Determine end of input data

Post questions here relative to DataStage Enterprise/PX Edition for such areas as Parallel job design, Parallel datasets, BuildOps, Wrappers, etc.

Moderators: chulett, rschirm, roy

Post Reply
hiteshm
Participant
Posts: 20
Joined: Tue May 10, 2005 5:32 am

Determine end of input data

Post by hiteshm »

Background:
We have several simple jobs which read a source table/sequential file and output the data to a target table via a transformer.

Requirement:
Write a row to a common audit table ehich includes the input and output row count columns:

Issue:
I was thinking a simply insterting a into the audit table, with a link from the transformer. But this link should only be taken once all the input rows have been processed.
Which constraint can I use to determine end of inout data?
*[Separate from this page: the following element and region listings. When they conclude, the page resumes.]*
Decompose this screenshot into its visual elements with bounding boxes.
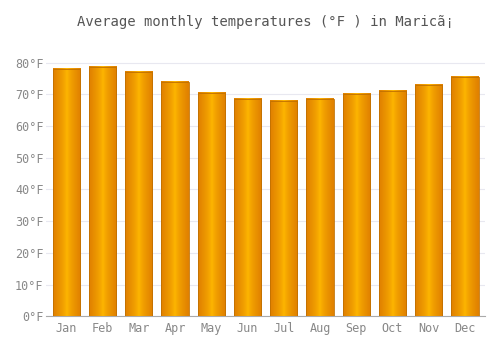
Title: Average monthly temperatures (°F ) in Maricã¡: Average monthly temperatures (°F ) in Ma… [77, 15, 454, 29]
Bar [306, 99, 334, 316]
Bar [162, 82, 188, 316]
Bar [342, 94, 370, 316]
Bar [379, 91, 406, 316]
Bar [89, 67, 116, 316]
Bar [52, 69, 80, 316]
Bar [270, 100, 297, 316]
Bar [198, 93, 225, 316]
Bar [415, 85, 442, 316]
Bar [234, 99, 261, 316]
Bar [452, 77, 478, 316]
Bar [125, 72, 152, 316]
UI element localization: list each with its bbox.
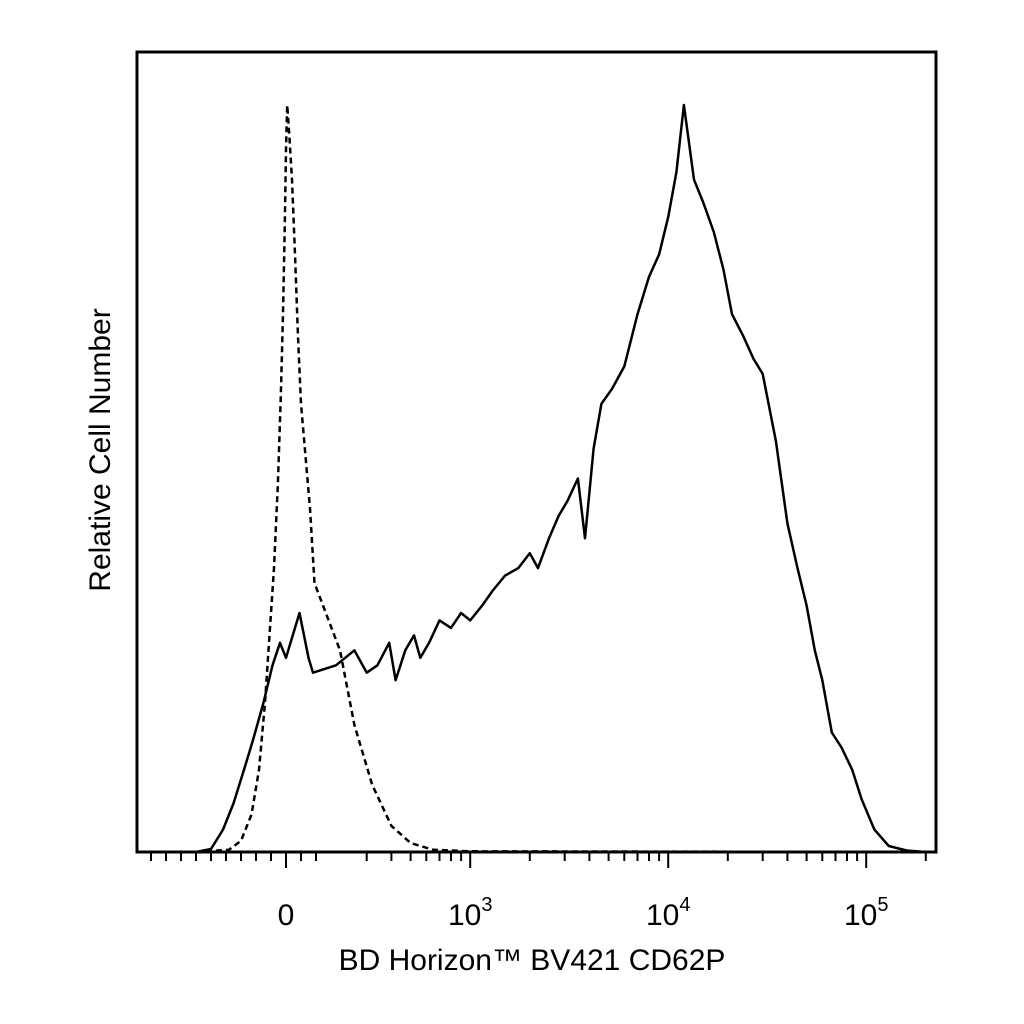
x-tick-label: 104 bbox=[646, 894, 691, 932]
x-axis-ticks bbox=[150, 852, 927, 868]
series-layer bbox=[195, 103, 926, 854]
plot-frame bbox=[135, 50, 938, 854]
x-tick-label: 0 bbox=[278, 899, 295, 932]
series-line-dashed bbox=[195, 103, 926, 854]
x-tick-label: 105 bbox=[844, 894, 889, 932]
x-tick-labels: 0 103 104 105 bbox=[278, 894, 889, 932]
series-line-solid bbox=[195, 103, 926, 854]
y-axis-label: Relative Cell Number bbox=[84, 308, 117, 591]
x-tick-label: 103 bbox=[448, 894, 493, 932]
x-axis-label: BD Horizon™ BV421 CD62P bbox=[339, 944, 726, 977]
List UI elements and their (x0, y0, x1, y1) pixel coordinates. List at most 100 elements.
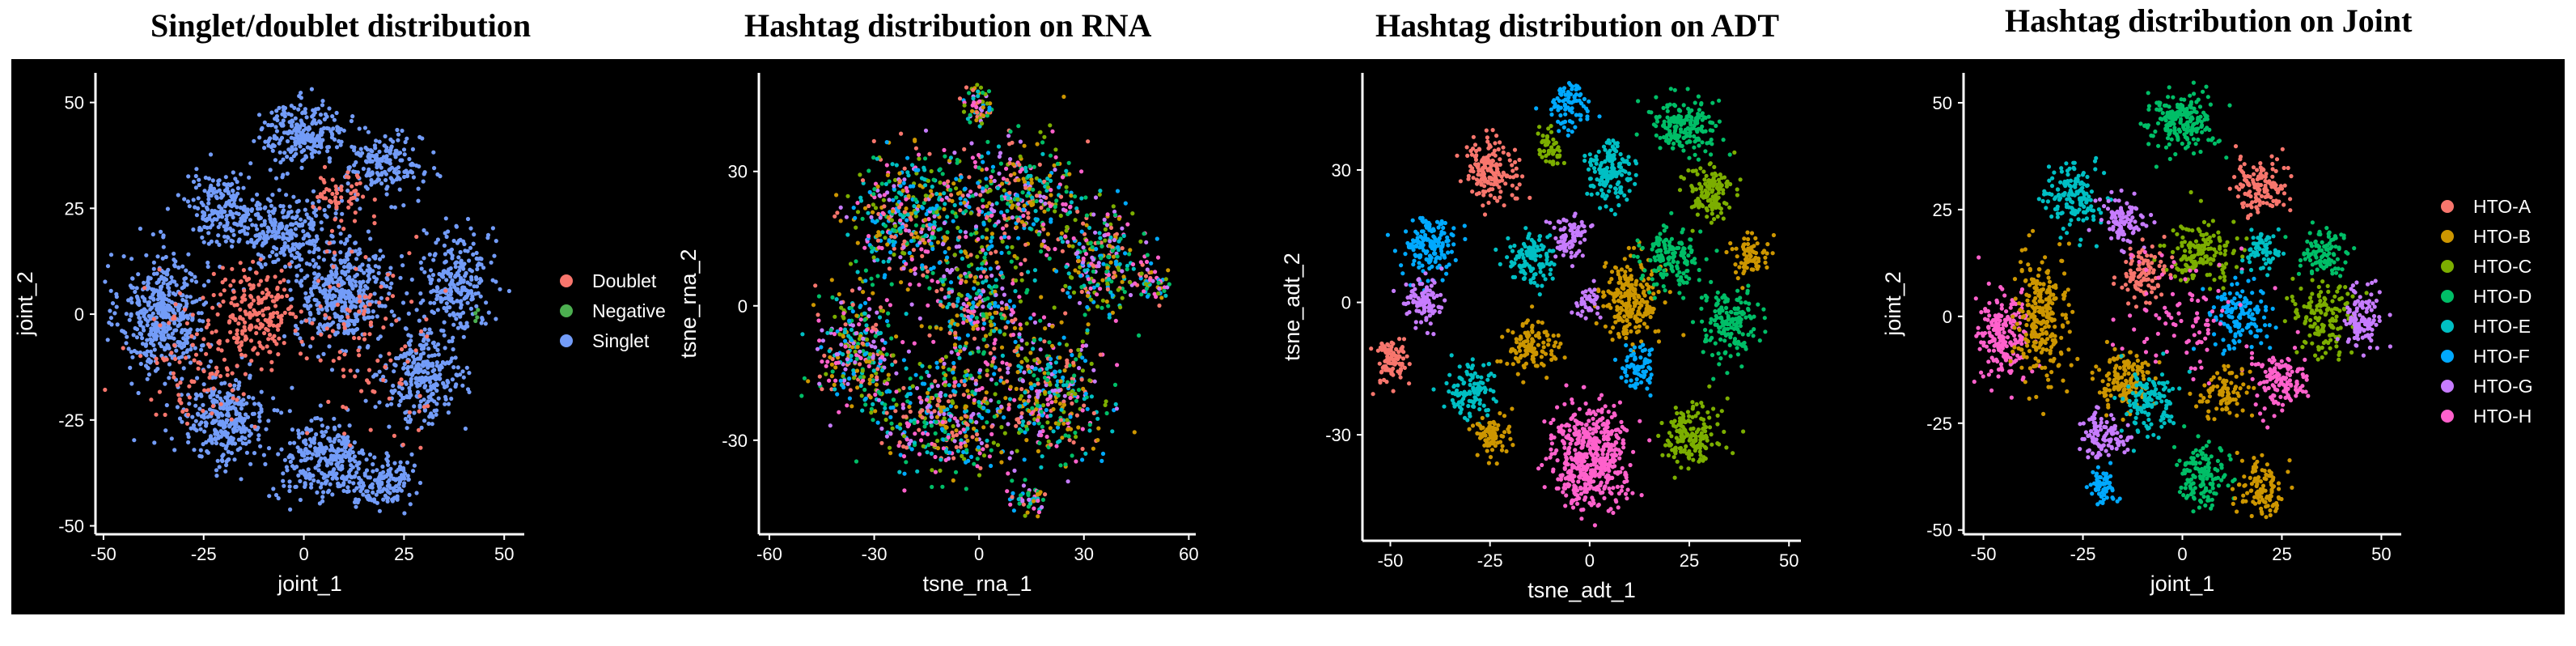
data-point (989, 206, 994, 211)
data-point (1038, 198, 1044, 203)
data-point (154, 356, 159, 361)
data-point (446, 402, 451, 406)
data-point (390, 294, 396, 299)
data-point (304, 261, 309, 266)
data-point (439, 298, 443, 303)
data-point (421, 298, 426, 303)
data-point (410, 147, 415, 151)
data-point (305, 451, 310, 456)
data-point (947, 418, 952, 423)
data-point (279, 410, 284, 415)
data-point (309, 456, 314, 461)
data-point (282, 278, 286, 283)
data-point (430, 422, 434, 427)
data-point (320, 227, 324, 232)
data-point (989, 463, 994, 469)
data-point (186, 252, 191, 257)
data-point (347, 328, 352, 333)
data-point (912, 420, 917, 426)
data-point (306, 306, 311, 311)
data-point (484, 300, 489, 305)
data-point (372, 455, 377, 460)
data-point (475, 263, 481, 268)
data-point (336, 461, 341, 465)
data-point (387, 396, 392, 401)
data-point (342, 260, 347, 265)
data-point (838, 327, 843, 332)
data-point (156, 279, 161, 284)
data-point (231, 232, 236, 237)
data-point (235, 328, 239, 333)
data-point (1057, 185, 1061, 189)
data-point (834, 193, 839, 198)
data-point (909, 239, 914, 244)
data-point (332, 440, 337, 444)
data-point (463, 426, 468, 431)
data-point (346, 489, 351, 494)
data-point (333, 274, 338, 279)
data-point (405, 366, 410, 371)
data-point (894, 389, 899, 394)
data-point (866, 363, 871, 368)
data-point (405, 136, 409, 141)
y-tick-label: 50 (65, 93, 84, 113)
data-point (404, 326, 409, 331)
data-point (887, 238, 892, 243)
data-point (930, 231, 935, 236)
data-point (350, 286, 355, 291)
data-point (331, 264, 336, 269)
data-point (339, 261, 344, 266)
data-point (820, 328, 824, 333)
data-point (201, 319, 205, 324)
data-point (920, 263, 925, 268)
data-point (149, 397, 154, 402)
data-point (145, 338, 150, 342)
data-point (888, 451, 893, 456)
data-point (453, 355, 458, 360)
data-point (316, 355, 320, 359)
data-point (985, 372, 989, 377)
data-point (1067, 210, 1073, 215)
data-point (134, 286, 139, 291)
data-point (964, 235, 968, 240)
data-point (1064, 185, 1069, 189)
data-point (974, 437, 979, 442)
data-point (454, 372, 459, 377)
data-point (294, 242, 299, 247)
data-point (335, 302, 340, 307)
data-point (293, 227, 298, 232)
data-point (847, 376, 852, 381)
data-point (944, 195, 949, 200)
data-point (268, 168, 273, 172)
data-point (1115, 189, 1121, 193)
data-point (419, 329, 424, 334)
data-point (981, 453, 987, 458)
data-point (216, 233, 221, 238)
data-point (333, 312, 337, 317)
data-point (400, 263, 405, 268)
data-point (300, 140, 305, 145)
data-point (951, 219, 955, 223)
data-point (154, 412, 159, 417)
data-point (240, 329, 245, 334)
data-point (278, 250, 283, 255)
data-point (252, 402, 257, 406)
data-point (968, 232, 973, 237)
data-point (1010, 450, 1015, 455)
data-point (220, 413, 225, 418)
data-point (913, 431, 917, 436)
data-point (409, 300, 414, 304)
data-point (850, 345, 855, 350)
data-point (371, 309, 375, 314)
data-point (172, 375, 176, 380)
data-point (444, 234, 449, 240)
data-point (955, 157, 960, 163)
data-point (294, 122, 299, 127)
data-point (294, 465, 299, 470)
data-point (114, 304, 119, 309)
data-point (311, 257, 316, 263)
data-point (381, 497, 386, 502)
data-point (968, 210, 973, 215)
data-point (405, 291, 409, 295)
data-point (371, 214, 376, 219)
I'm also open to other suggestions on meeting the above requirement.
chulett
Charter Member
Charter Member
Posts: 43085
Joined: Tue Nov 12, 2002 4:34 pm
Location: Denver, CO

Post by chulett »

In job? Aggregator. Another approach is to gather this 'after job', using DSGetLinkInfo, either in the After Job portion of the current job or a generic trailing (seperate) job that just performs this function.
-craig

"You can never have too many knives" -- Logan Nine Fingers
hiteshm
Participant
Posts: 20
Joined: Tue May 10, 2005 5:32 am

Post by hiteshm »

Ok I've tried to use an Aggregator stage. The input columns to the stage are :

'1' = Key1
@INROWCOUNT = wk_Input_Row
@OUTROWCOUNT = wk_Output_Row

In the Aggregator stage I am grouping my Key1, and getting the maximum values for the other 2 columns.
But the output from the Aggregator stage seems to be 1 row, with the value from 1 partition. I'm working on a 4-node partition, therefore the value is roughly a quarter of the expected value. The partition methos is currently set to Auto on the Agg stage.

Which partition method should I use, to ensure I get the correct value?
ray.wurlod
Participant
Posts: 54607
Joined: Wed Oct 23, 2002 10:52 pm
Location: Sydney, Australia
Contact:

Post by ray.wurlod »

Get ETLStats from Kim Duke's website - it will do all you require (and more) without you re-inventing the wheel.
IBM Software Services Group
Any contribution to this forum is my own opinion and does not necessarily reflect any position that IBM may hold.
mydsworld
Participant
Posts: 321
Joined: Thu Sep 07, 2006 3:55 am

Post by mydsworld »

How do you capture the counts in 'after-job' in Job properties.The procedures listed there do not contain 'DSGetLinkInfo'.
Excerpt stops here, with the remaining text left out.